A Grécia e Portugal também registaram saldos negativos do TARGET2 desde 2007, que se situaram em -98 e -82 mil milhões de euros respetivamente em novembro de 2021. No entanto, a crise do Covid-19 não teve o mesmo impacto em ambos os países: enquanto na Grécia o saldo aumentou significativamente em 2020 e 2021, manteve-se muito estável em Portugal, indicando que a liquidez das empresas portuguesas não saiu do país.

Em relação à França, o saldo do TARGET2 foi negativo ou nulo de julho de 2007 a junho de 2020. Em novembro de 2021, era de 13 bilhões de dólares. O Banque de France, portanto, experimentou um influxo de liquidez desde o início da crise da saúde, por meio da política monetária acomodatícia do Banco Central Europeu.

Com as políticas do BCE, um aumento dos saldos

A evolução dos saldos do TARGET2 reflecte as injecções de liquidez no Eurosistema. Isso pode ser observado no gráfico abaixo: o aumento global dos saldos coincide com o lançamento dos programas de compra de ativos do BCE entre 2008 e 2012, depois em 2015 com a implantação do programa de compra de ativos  (APP ).

A soma dos superávits nacionais do TARGET2 atingiu assim 1.100 bilhões de euros em meados de 2012, depois caiu e estabilizou em torno de 600 bilhões de euros no final de 2014. Em novembro de 2021, os saldos acumulados foram de 1.640 bilhões de euros, ou seja, uma multiplicação por 34 desde o início de 2001.

A observação dos saldos do TARGET2 mostra assim que, desde a crise de 2008, os bancos centrais substituíram por toda a parte os bancos comerciais no fornecimento de liquidez. Estes, de fato, tornaram-se relutantes em emprestar uns aos outros.

Assim, os saldos do TARGET2 aumentaram, o que — combinado com a concentração de agentes financeiros em alguns países da zona euro (Alemanha, Luxemburgo ou Países Baixos) — acentuou os desequilíbrios do TARGET2 entre os países europeus. Esta tendência foi confirmada durante a crise do Covid-19: o programa de compra de ativos do BCE (PEPP) aumentou o saldo positivo de alguns países (Alemanha, França, Luxemburgo, Finlândia) e desvalorizou o de outros países (Espanha, Itália, Grécia).

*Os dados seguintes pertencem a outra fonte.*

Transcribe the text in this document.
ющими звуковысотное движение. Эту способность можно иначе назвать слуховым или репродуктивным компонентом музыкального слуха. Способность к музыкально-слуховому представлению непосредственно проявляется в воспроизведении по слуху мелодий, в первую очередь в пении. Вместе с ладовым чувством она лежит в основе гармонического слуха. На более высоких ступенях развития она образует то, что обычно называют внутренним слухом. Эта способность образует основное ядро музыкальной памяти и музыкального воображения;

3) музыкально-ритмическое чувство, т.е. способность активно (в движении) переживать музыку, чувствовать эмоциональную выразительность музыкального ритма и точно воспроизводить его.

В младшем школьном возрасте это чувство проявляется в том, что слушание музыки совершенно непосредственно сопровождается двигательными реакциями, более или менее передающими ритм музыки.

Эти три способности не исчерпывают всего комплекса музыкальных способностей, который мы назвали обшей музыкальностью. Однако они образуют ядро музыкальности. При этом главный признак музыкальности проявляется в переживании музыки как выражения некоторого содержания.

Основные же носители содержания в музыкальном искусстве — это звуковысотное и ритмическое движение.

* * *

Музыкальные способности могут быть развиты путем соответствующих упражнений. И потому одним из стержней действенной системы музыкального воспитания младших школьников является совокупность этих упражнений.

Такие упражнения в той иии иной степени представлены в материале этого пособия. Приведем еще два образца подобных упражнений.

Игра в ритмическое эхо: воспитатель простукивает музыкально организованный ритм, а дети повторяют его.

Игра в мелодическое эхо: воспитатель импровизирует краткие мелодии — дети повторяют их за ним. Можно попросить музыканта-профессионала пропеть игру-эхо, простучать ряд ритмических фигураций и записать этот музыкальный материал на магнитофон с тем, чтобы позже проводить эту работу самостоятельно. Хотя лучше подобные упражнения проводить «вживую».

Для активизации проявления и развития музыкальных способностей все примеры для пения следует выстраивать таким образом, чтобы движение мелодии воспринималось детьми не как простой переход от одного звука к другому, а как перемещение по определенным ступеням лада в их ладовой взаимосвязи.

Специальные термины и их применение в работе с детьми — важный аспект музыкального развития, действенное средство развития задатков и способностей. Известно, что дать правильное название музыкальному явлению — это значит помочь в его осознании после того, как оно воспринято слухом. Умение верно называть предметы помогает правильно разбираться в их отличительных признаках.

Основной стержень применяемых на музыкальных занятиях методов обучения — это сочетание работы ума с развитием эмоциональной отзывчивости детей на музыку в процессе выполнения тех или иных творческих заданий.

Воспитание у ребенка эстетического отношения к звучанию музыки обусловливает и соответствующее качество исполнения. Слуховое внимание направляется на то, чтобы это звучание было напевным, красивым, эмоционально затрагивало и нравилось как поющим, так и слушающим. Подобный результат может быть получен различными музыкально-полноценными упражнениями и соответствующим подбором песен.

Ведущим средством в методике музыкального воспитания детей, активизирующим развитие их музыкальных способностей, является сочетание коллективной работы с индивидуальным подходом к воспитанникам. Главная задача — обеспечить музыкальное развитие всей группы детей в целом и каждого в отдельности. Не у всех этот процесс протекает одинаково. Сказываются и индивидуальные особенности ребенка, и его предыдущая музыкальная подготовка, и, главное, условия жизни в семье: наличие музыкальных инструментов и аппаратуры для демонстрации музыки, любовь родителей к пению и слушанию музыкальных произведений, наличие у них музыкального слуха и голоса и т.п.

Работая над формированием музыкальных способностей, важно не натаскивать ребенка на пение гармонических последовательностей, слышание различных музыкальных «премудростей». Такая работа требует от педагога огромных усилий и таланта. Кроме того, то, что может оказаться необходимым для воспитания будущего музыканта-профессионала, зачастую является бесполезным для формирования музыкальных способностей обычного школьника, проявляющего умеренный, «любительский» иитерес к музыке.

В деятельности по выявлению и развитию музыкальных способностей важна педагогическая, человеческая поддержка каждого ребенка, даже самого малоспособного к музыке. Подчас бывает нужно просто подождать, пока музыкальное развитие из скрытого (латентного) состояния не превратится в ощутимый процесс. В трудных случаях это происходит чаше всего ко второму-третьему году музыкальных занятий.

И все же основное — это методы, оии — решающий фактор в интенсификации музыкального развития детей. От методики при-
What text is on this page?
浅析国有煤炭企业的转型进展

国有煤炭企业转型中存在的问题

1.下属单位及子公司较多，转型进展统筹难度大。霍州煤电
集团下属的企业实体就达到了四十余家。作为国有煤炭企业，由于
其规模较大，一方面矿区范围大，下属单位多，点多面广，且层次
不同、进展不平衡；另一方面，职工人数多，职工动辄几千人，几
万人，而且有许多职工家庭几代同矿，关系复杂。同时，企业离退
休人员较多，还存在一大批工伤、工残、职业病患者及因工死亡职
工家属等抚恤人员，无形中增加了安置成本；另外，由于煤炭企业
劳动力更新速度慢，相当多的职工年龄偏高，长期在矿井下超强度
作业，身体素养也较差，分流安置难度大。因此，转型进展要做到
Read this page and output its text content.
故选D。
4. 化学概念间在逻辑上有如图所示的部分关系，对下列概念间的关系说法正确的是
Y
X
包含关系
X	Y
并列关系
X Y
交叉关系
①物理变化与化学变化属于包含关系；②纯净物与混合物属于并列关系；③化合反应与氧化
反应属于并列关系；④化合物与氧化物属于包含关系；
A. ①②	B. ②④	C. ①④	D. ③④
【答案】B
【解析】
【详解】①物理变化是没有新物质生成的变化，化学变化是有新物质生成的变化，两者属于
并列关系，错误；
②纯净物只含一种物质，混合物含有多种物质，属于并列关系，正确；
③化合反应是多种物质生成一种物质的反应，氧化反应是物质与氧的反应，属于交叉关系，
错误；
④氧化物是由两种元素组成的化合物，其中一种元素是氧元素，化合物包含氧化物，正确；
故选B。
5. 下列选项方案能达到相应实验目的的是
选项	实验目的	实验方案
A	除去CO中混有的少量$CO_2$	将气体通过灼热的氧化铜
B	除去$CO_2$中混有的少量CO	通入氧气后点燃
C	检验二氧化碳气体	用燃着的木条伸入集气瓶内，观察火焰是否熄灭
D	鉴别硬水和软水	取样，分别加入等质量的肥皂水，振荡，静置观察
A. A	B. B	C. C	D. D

O aumento dos saldos do TARGET2 evidencia os desequilíbrios financeiros que afetam a zona euro, entre os países que atraem liquidez e aqueles de onde saem fundos.

Para alguns observadores, o aumento quase contínuo desses saldos só pode levar ao deslocamento da zona do euro. De fato, a Alemanha considera seu saldo positivo como um crédito que pode reivindicar dos países devedores a qualquer momento. Mas a extensão dessas dívidas torna sua liquidação impensável hoje.